Ben,yaşayan biriyim, ne ölüyüm ne diri
Çöküvermiş zamanın gırtlağıma elleri
Yemek yeyip su içip ben sanırken semiren
Hem semiren o imiş hemde beni kemiren
Okudu, iki saniye sürmeden. Okuması bitince
- şiir sana ne dedi ? Diye sordum.
- Zamanın insanları yediğini. Tespit doğru ama şiir sana ne diyor. Bir daha baktı. Tavana doğru kaldırdığı kaşları garip şekiller aldıktan ve biraz dalgalandıktan sonra tekrar yerine oturmuş, öylece gözlerime bakıyordu. Cevaptan memnun olmadığımı anlamış olmalı ki
-Peki tamam dedi ve ekledi.
Şair yaşayan biriyim dedikten sonra, kendisi ile çelişmiş ve demiş ki ben ne yaşıyorum ne de ölüyüm. Dolayısı ile şiir sadece estetik kaygılarla yazılmış alelade bir şiir. Ondan sonracımaaaa. Zamanın bana edeceği şeylerden kendimi kurtaramıyorum. Demiş olmalı ikinci mısrada.
- Hımmmm !
- Üç üncü mısrada.Yemek yiyip su içerek büyüdüğümü zannediyordum dediği. Gayet açık. Dedi ve iki elini yukarı açarak kaldırırken.

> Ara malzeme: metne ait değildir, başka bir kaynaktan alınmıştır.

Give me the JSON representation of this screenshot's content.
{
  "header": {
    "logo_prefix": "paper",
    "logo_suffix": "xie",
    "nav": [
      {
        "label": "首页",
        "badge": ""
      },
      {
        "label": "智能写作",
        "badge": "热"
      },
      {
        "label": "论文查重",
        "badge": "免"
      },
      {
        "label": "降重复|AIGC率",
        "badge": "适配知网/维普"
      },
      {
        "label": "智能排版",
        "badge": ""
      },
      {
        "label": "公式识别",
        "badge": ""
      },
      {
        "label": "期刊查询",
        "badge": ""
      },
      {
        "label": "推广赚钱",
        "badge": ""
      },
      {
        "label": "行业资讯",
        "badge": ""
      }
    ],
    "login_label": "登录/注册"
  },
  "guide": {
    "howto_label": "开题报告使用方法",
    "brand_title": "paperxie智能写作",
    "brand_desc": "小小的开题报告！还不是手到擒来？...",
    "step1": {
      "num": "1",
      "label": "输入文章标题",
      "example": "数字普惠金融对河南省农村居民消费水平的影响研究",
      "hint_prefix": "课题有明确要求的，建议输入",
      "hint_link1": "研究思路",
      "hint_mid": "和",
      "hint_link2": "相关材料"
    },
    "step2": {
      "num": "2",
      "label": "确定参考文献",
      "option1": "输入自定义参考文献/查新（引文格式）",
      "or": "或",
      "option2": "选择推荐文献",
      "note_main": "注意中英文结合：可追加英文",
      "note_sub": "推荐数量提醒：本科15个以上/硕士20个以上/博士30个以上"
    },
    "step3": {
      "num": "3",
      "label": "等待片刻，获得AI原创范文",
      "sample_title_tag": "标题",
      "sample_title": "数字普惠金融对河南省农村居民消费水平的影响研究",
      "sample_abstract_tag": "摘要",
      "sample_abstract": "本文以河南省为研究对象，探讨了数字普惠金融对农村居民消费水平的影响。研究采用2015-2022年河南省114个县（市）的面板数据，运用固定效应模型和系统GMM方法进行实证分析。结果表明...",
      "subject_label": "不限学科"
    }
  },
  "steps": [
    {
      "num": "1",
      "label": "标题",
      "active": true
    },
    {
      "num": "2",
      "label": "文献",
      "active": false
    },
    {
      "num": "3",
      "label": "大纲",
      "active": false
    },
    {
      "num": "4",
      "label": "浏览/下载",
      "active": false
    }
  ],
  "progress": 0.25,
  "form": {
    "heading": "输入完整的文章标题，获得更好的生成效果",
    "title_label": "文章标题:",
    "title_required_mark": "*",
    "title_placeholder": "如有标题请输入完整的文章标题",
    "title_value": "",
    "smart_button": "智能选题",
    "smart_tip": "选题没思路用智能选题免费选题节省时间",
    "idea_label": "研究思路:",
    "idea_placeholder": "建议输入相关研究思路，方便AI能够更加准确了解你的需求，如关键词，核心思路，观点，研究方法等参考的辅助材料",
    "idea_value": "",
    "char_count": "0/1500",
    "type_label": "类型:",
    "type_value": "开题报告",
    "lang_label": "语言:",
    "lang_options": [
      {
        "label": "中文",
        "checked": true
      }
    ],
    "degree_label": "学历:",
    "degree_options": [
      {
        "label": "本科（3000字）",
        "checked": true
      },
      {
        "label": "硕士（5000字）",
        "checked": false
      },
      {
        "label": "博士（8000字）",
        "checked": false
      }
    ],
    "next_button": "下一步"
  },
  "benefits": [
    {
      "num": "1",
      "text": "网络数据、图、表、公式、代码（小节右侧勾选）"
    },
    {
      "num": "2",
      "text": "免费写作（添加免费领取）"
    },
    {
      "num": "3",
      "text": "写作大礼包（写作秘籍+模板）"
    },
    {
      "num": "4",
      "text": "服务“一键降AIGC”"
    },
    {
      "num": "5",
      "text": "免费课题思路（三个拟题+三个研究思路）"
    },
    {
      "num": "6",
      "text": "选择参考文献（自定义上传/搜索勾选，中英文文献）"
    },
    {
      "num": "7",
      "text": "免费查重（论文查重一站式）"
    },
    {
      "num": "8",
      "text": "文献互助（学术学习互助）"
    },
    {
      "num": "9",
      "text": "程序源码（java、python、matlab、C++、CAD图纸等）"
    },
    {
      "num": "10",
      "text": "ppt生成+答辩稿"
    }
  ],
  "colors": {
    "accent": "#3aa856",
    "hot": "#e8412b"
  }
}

- Aslında beni yiyerek büyüyen zamanmıııışş ! Diye indirdi kollarını. Sevgi dolu bakışlarındaki "bildim" gururuna "değil mi" nin gölgesi vurmuştu.
- Evet. Dedim. Ama sen şiiri okumadın. okuduğun şairdi.
- Sence şair bu şiiri hangi ruh haliyle yazmıştır desem ne cevap verirdin ?
- karamsar bir ruh haliyle yazmış olmalı çünkü kıt’aya ölüm korkusu hakim.
- Hayır. Dediğimde fal taşı gibi açılan gözlerinde "sana da hiç bir şeyi beğendirmek mümkün değil zaten " İtirazı punto harflerle yazılmış bir yazı gibi akıyor, adeta gözleri, sözlerinin üzerini kapatmaya çalışıyordu.
Şimdi de okumadın bu senin yorumun diye ilave ettim. Ve Eşya tabiatı itibarı ile İnsana köle kılınmış olmasına rağmen. İnsan okurken kendisini terk edemediğinde; Kendi zan ve hayatından eşyaya kefen biçer. Sende onu yaptın. Biliyorum zannın sebebiyle gereği gibi okumadın şiiri. Ve ne okuduğun sana bir şey kattı ne sen okuduğuna.
Kızdı sanırım.Hiddetle kalktı yerinden.Savrulan saçlarının araladığı duvardan süzülüp çıktı odadan. Işığı sönmüş odanın, neşesi de gitmişti. Yarın yine gelir mi bilmiyorum.
Ümitle bekliyorum. Gelirse devamı da gelecektir İnşallah.